Some may find this way too gross, but for the rest of us
http://www.fighttraining.com/fight_clips/kunfu_movie.mpeg


----------



## Kirk (Feb 13, 2002)

ROFLMAO!!!!!!!!!  Now that was hysterical!  
You surely didn't put a strong enough warning on that one!
You might catch an "H", and "E" and a pair of hockey sticks for
that one, from those that aren't given a proper warning!  Allow
me:

The following feature has been rated "G" for GORY AS HELL!
Viewers have been advised.


----------



## fist of fury (Feb 13, 2002)

Thanks and since you've been so helpful I might even teach you how to do those techniques one day.


----------



## vincefuess (Feb 14, 2002)

Do you know what movie that came from????  That was great!  Bravo!  I saved that to my hard drive.

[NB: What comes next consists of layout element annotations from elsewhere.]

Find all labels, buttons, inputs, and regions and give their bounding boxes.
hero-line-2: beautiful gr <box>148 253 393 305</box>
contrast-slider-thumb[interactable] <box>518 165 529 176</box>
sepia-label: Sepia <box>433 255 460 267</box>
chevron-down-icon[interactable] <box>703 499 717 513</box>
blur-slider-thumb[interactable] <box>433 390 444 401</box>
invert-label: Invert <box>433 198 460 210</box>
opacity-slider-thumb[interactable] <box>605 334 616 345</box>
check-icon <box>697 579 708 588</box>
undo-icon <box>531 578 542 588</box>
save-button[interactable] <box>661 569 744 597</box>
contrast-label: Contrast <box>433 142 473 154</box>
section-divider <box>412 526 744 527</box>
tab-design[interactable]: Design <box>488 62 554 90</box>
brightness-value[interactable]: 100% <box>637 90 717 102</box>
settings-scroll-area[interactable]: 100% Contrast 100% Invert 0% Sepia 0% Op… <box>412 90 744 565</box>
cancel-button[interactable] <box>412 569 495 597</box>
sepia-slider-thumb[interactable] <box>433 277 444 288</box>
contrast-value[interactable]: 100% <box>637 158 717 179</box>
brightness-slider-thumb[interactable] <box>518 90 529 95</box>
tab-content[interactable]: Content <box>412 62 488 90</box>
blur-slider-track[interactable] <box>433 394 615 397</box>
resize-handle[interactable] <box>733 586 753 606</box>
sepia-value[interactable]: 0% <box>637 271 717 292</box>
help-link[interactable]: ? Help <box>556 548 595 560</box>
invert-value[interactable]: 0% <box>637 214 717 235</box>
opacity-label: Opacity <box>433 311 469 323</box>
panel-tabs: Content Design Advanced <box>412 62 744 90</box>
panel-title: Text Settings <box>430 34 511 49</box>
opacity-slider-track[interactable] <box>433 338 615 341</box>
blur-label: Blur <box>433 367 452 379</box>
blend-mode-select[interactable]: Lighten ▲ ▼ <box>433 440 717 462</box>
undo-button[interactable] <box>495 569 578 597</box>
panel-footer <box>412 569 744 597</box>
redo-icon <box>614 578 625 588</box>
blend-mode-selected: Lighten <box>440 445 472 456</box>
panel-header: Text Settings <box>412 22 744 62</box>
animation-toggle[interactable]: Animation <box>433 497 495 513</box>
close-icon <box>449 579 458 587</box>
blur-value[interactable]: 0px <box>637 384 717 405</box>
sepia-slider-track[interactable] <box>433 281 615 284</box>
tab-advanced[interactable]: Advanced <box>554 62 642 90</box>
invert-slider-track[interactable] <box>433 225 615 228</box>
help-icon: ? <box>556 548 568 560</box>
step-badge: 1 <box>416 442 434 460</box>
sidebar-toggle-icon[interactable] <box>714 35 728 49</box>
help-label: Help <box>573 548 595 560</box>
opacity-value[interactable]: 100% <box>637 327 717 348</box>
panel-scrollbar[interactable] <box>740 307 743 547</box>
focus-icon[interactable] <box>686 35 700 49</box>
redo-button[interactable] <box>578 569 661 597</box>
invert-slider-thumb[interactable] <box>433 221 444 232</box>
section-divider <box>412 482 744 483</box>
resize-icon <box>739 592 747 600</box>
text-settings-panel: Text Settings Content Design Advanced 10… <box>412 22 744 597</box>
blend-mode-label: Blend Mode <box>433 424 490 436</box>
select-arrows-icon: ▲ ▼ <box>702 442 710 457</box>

I would love to have that on DVD so I could watch it frame by frame and figure out how they did it.  I did that with "Enter the Dragon" and had a great time!

Got any more?:rofl: :rofl: :rofl:


----------



## fist of fury (Feb 14, 2002)

I'll see if I can find out for you.


----------



## donald (Feb 14, 2002)

Man that was NASTY!!! Have to give the big dude credit though. He was tenacius(sp?)...
Salute in Christ,
Donald


----------



## TLH3rdDan (Mar 14, 2002)

anybody got the link for this the one at the top came back url not found and if not can someone fill me in on what it was


----------



## deadhand31 (Mar 14, 2002)

http://www.fighttraining.net/fight_clips/kunfu_movie.mpeg


here's the new link. it's from the movie "the Story of Ricky-Ho".


----------



## Shinzu (Mar 18, 2002)

ouch.. thats gonna be sore in the morning...LOL.  thanx for the clip


----------



## Richard S. (Apr 2, 2002)

where do get this flick?   its a PRIME candidate for cheezy kung-fu movie night here at the house..........


----------



## idgie (Apr 2, 2002)

hey man, that's pretty nasty. Funny, too.
You know, I could do that, too.. . if I wanted to . . .


----------